As for mutations, while they can produce small amounts of change, they usually do so by breaking existing genetic information in a fortuitious way, not by building new genetic information/machinery. I think the microbial evidence is proof positive that no matter how much time you have, it is impossible for mutations to produce even the building blocks of new biological systems, yet alone whole new species, kinds, etc.
Jason
LikeLike
April 20, 2010 at 6:49 pm
“Speciation is distinct from microevolution in that speciation usually requires an isolating factor to keep the new species distinct. The isolating factor need not be biological; a new mountain range or the changed course of a river can qualify. Other than that, speciation requires no processes other than microevolution. Some processes such as disruptive selection (natural selection that drives two states of the same feature further apart) and polyploidy (a mutation that creates copies of the entire genome), may be involved more often in speciation, but they are not substantively different from microevolution.
“Supermacroevolution is harder to observe directly. However, there is not the slightest bit of evidence that it requires anything but microevolution. Sudden large changes probably do occur rarely, but they are not the only source of large change. There is no reason to think that small changes over time cannot add up to large changes, and every reason to believe they can. Creationists claim that microevolution and supermacroevolution are distinct, but they have never provided an iota of evidence to support their claim.”

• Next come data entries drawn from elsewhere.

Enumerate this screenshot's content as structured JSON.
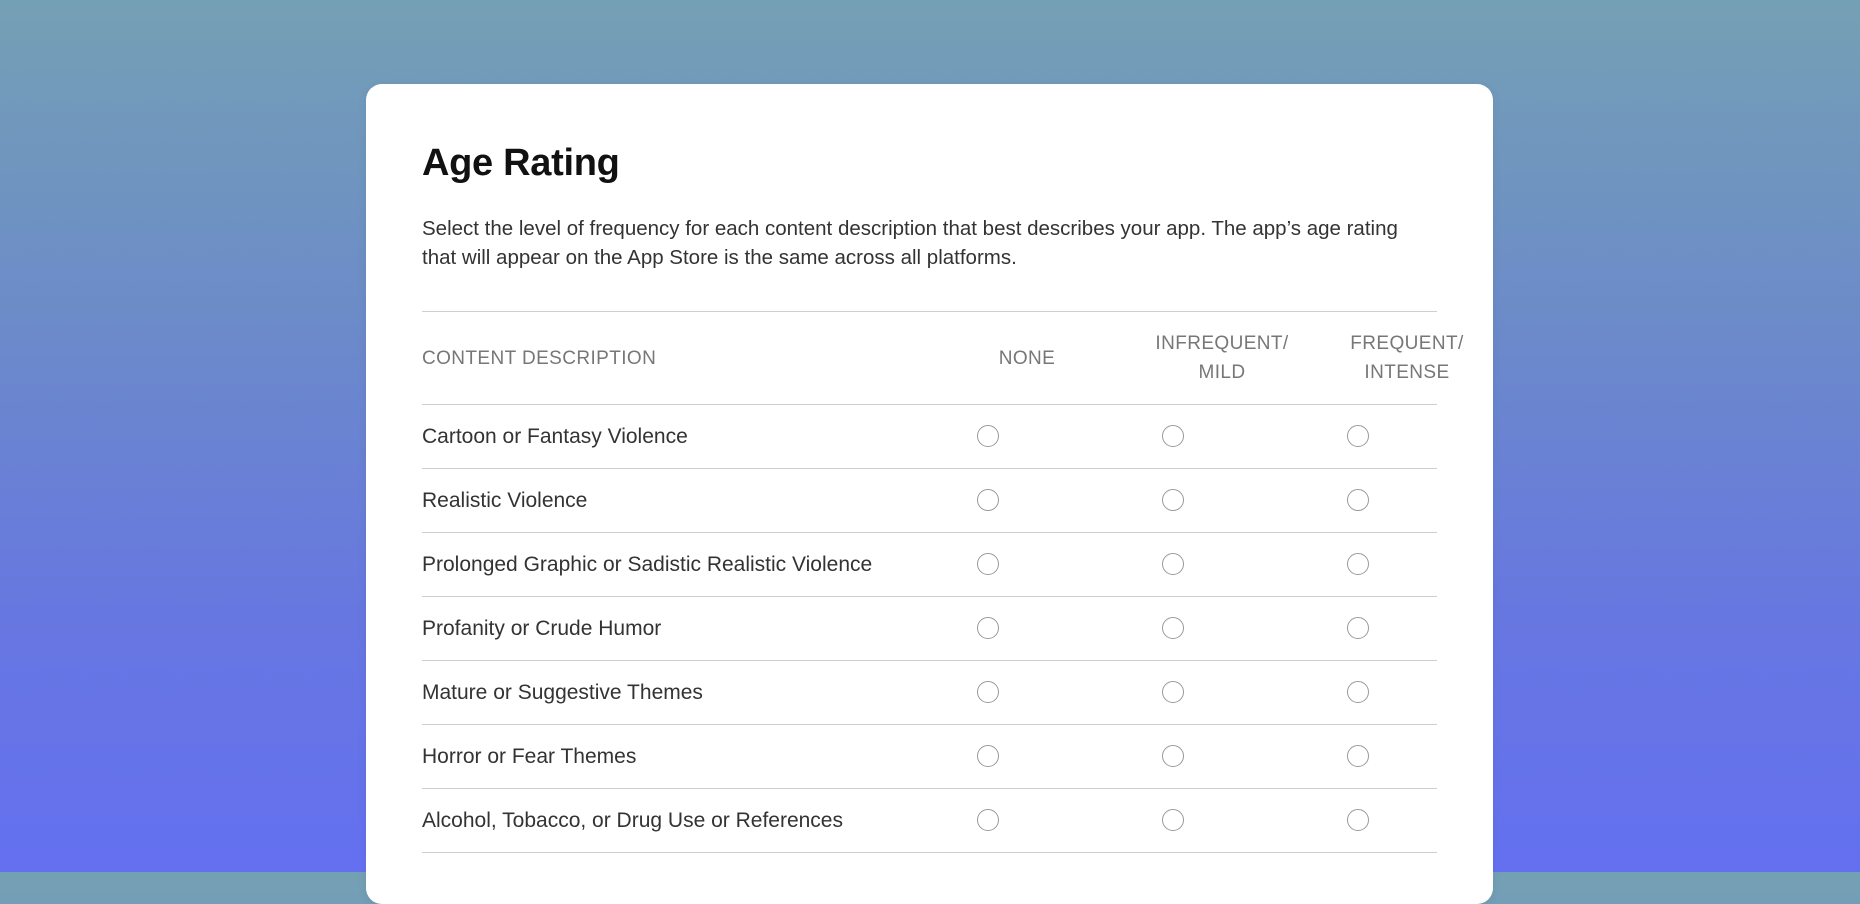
{
  "page": {
    "title": "Age Rating",
    "description": "Select the level of frequency for each content description that best describes your app. The app’s age rating that will appear on the App Store is the same across all platforms."
  },
  "table": {
    "headers": {
      "description": "CONTENT DESCRIPTION",
      "none": "NONE",
      "mild": "INFREQUENT/\nMILD",
      "intense": "FREQUENT/\nINTENSE"
    },
    "rows": [
      {
        "label": "Cartoon or Fantasy Violence",
        "selected": null
      },
      {
        "label": "Realistic Violence",
        "selected": null
      },
      {
        "label": "Prolonged Graphic or Sadistic Realistic Violence",
        "selected": null
      },
      {
        "label": "Profanity or Crude Humor",
        "selected": null
      },
      {
        "label": "Mature or Suggestive Themes",
        "selected": null
      },
      {
        "label": "Horror or Fear Themes",
        "selected": null
      },
      {
        "label": "Alcohol, Tobacco, or Drug Use or References",
        "selected": null
      }
    ]
  },
  "colors": {
    "background_top": "#74a0b4",
    "background_bottom": "#6470f0",
    "card": "#ffffff",
    "divider": "#cfcfcf",
    "radio_border": "#9a9a9a"
  },
  "icons": {
    "radio": "radio-unchecked-icon"
  }
}
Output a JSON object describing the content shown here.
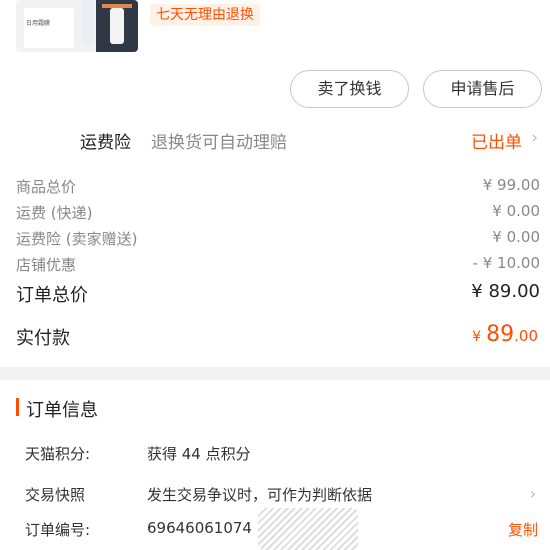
{
  "product": {
    "image_label": "日用霜膜",
    "tag": "七天无理由退换"
  },
  "actions": {
    "sell_label": "卖了换钱",
    "after_sale_label": "申请售后"
  },
  "insurance": {
    "title": "运费险",
    "desc": "退换货可自动理赔",
    "status": "已出单",
    "arrow": "›"
  },
  "prices": [
    {
      "label": "商品总价",
      "value": "¥ 99.00"
    },
    {
      "label": "运费 (快递)",
      "value": "¥ 0.00"
    },
    {
      "label": "运费险 (卖家赠送)",
      "value": "¥ 0.00"
    },
    {
      "label": "店铺优惠",
      "value": "- ¥ 10.00"
    }
  ],
  "total": {
    "label": "订单总价",
    "value": "¥ 89.00"
  },
  "paid": {
    "label": "实付款",
    "currency": "¥",
    "int": "89",
    "dec": ".00"
  },
  "order_info": {
    "title": "订单信息",
    "rows": [
      {
        "label": "天猫积分:",
        "value": "获得 44 点积分"
      },
      {
        "label": "交易快照",
        "value": "发生交易争议时，可作为判断依据",
        "arrow": "›"
      },
      {
        "label": "订单编号:",
        "value": "69646061074",
        "action": "复制"
      }
    ]
  }
}
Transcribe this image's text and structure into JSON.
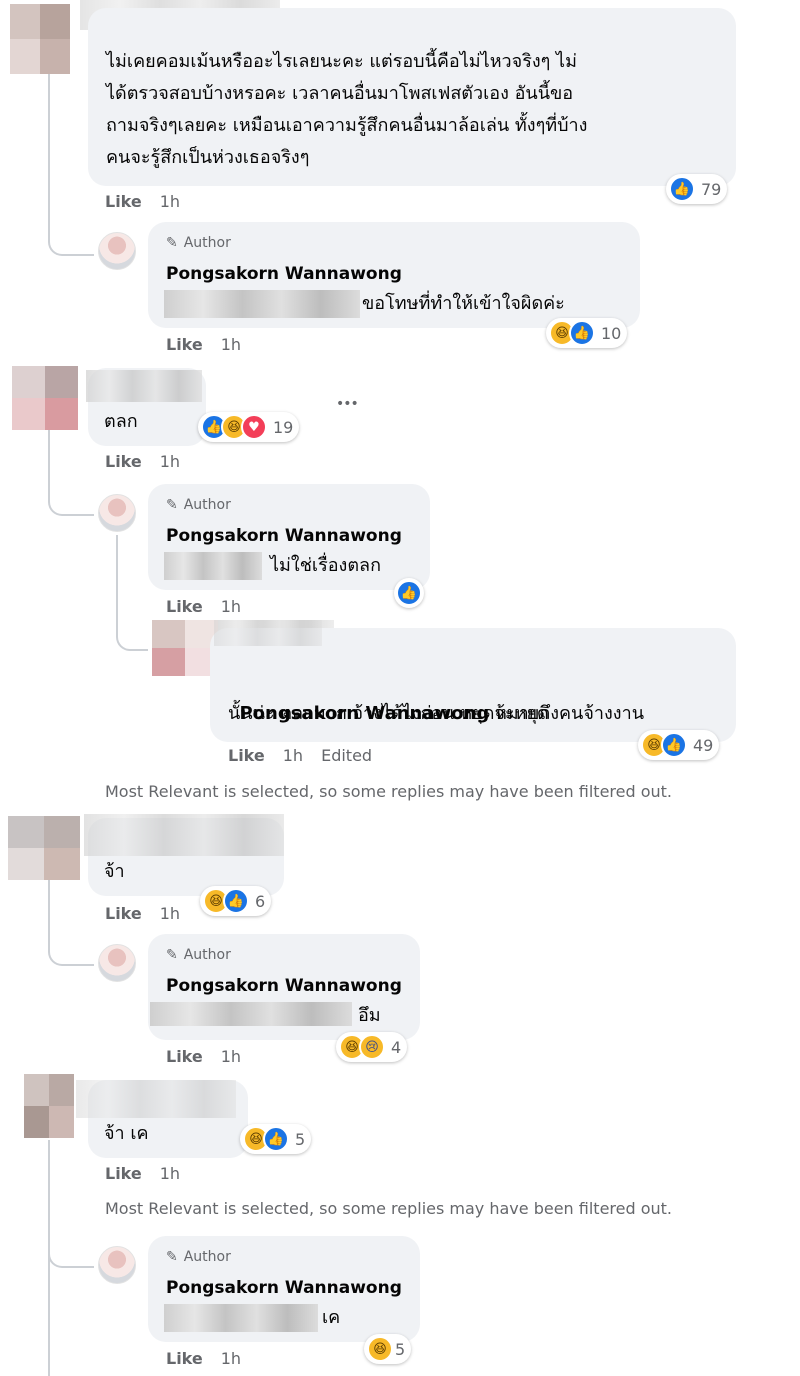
{
  "comments": {
    "c1": {
      "text": "ไม่เคยคอมเม้นหรืออะไรเลยนะคะ แต่รอบนี้คือไม่ไหวจริงๆ ไม่\nได้ตรวจสอบบ้างหรอคะ เวลาคนอื่นมาโพสเฟสตัวเอง อันนี้ขอ\nถามจริงๆเลยคะ เหมือนเอาความรู้สึกคนอื่นมาล้อเล่น ทั้งๆที่บ้าง\nคนจะรู้สึกเป็นห่วงเธอจริงๆ",
      "like": "Like",
      "time": "1h",
      "reactions": "79"
    },
    "r1": {
      "author_badge": "Author",
      "name": "Pongsakorn Wannawong",
      "text": "ขอโทษที่ทำให้เข้าใจผิดค่ะ",
      "like": "Like",
      "time": "1h",
      "reactions": "10"
    },
    "c2": {
      "text": "ตลก",
      "like": "Like",
      "time": "1h",
      "reactions": "19",
      "more": "•••"
    },
    "r2": {
      "author_badge": "Author",
      "name": "Pongsakorn Wannawong",
      "text": "ไม่ใช่เรื่องตลก",
      "like": "Like",
      "time": "1h"
    },
    "r2b": {
      "mention": "Pongsakorn Wannawong",
      "text_line1": " หมายถึงคนจ้างงาน",
      "text_line2": "นั้นน่ะ ตลกมาก จ้างได้ไงก่อน หยุดจ้ะหยุด",
      "like": "Like",
      "time": "1h",
      "edited": "Edited",
      "reactions": "49"
    },
    "filter_note_1": "Most Relevant is selected, so some replies may have been filtered out.",
    "c3": {
      "text": "จ้า",
      "like": "Like",
      "time": "1h",
      "reactions": "6"
    },
    "r3": {
      "author_badge": "Author",
      "name": "Pongsakorn Wannawong",
      "text": "อึม",
      "like": "Like",
      "time": "1h",
      "reactions": "4"
    },
    "c4": {
      "text": "จ้า เค",
      "like": "Like",
      "time": "1h",
      "reactions": "5"
    },
    "filter_note_2": "Most Relevant is selected, so some replies may have been filtered out.",
    "r4": {
      "author_badge": "Author",
      "name": "Pongsakorn Wannawong",
      "text": "เค",
      "like": "Like",
      "time": "1h",
      "reactions": "5"
    }
  },
  "colors": {
    "like": "#1b74e4",
    "haha": "#f7b928",
    "love": "#f33e58",
    "bubble": "#f0f2f5",
    "meta": "#65676b"
  }
}
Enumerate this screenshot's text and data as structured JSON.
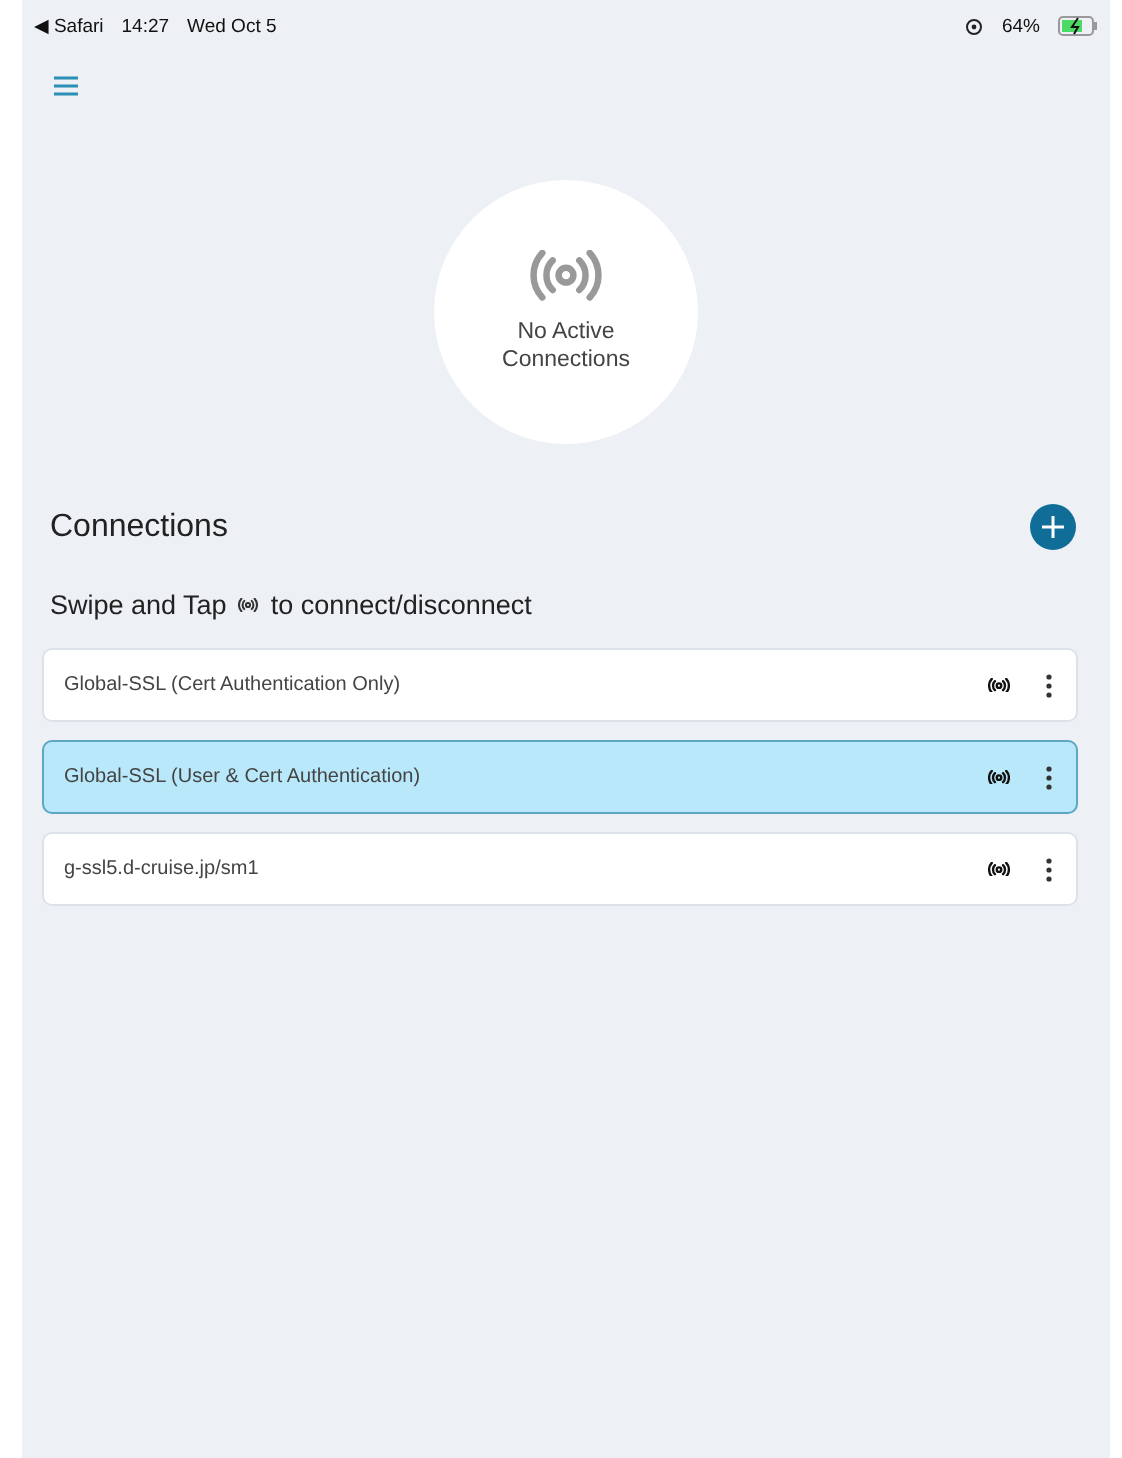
{
  "status_bar": {
    "back": "◀ Safari",
    "time": "14:27",
    "date": "Wed Oct 5",
    "battery": "64%"
  },
  "summary": {
    "text": "No Active Connections"
  },
  "connections": {
    "title": "Connections",
    "hint_before": "Swipe and Tap",
    "hint_after": "to connect/disconnect",
    "items": [
      {
        "name": "Global-SSL (Cert Authentication Only)",
        "selected": false
      },
      {
        "name": "Global-SSL (User & Cert Authentication)",
        "selected": true
      },
      {
        "name": "g-ssl5.d-cruise.jp/sm1",
        "selected": false
      }
    ]
  }
}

http://www.talkorigins.org/indexcc/CB/CB902.html
LikeLike
April 21, 2010 at 9:28 am
“Creationists claim that microevolution and Supermacroevolution are distinct, but they have never provided an iota of evidence to support their claim.”
In what universe would they be required to offer evidence to prove something that hasn’t been proven doesn’t exist?! Sounds like more sand in the abyss.
LikeLike
April 21, 2010 at 7:40 pm
Before any sand-slinging drone tries to turn the tables on me by substituting “God” with “macroevolution”, let me just say that I believe that the fact that the universe began to exist, that consciousness – an immaterial entity – exists and didn’t arise from mud, and that the embedded digital code in DNA is complex specified information and only arises from a mind, all point to all and provide reasonable evidence of an all powerful personal creator commonly known as God.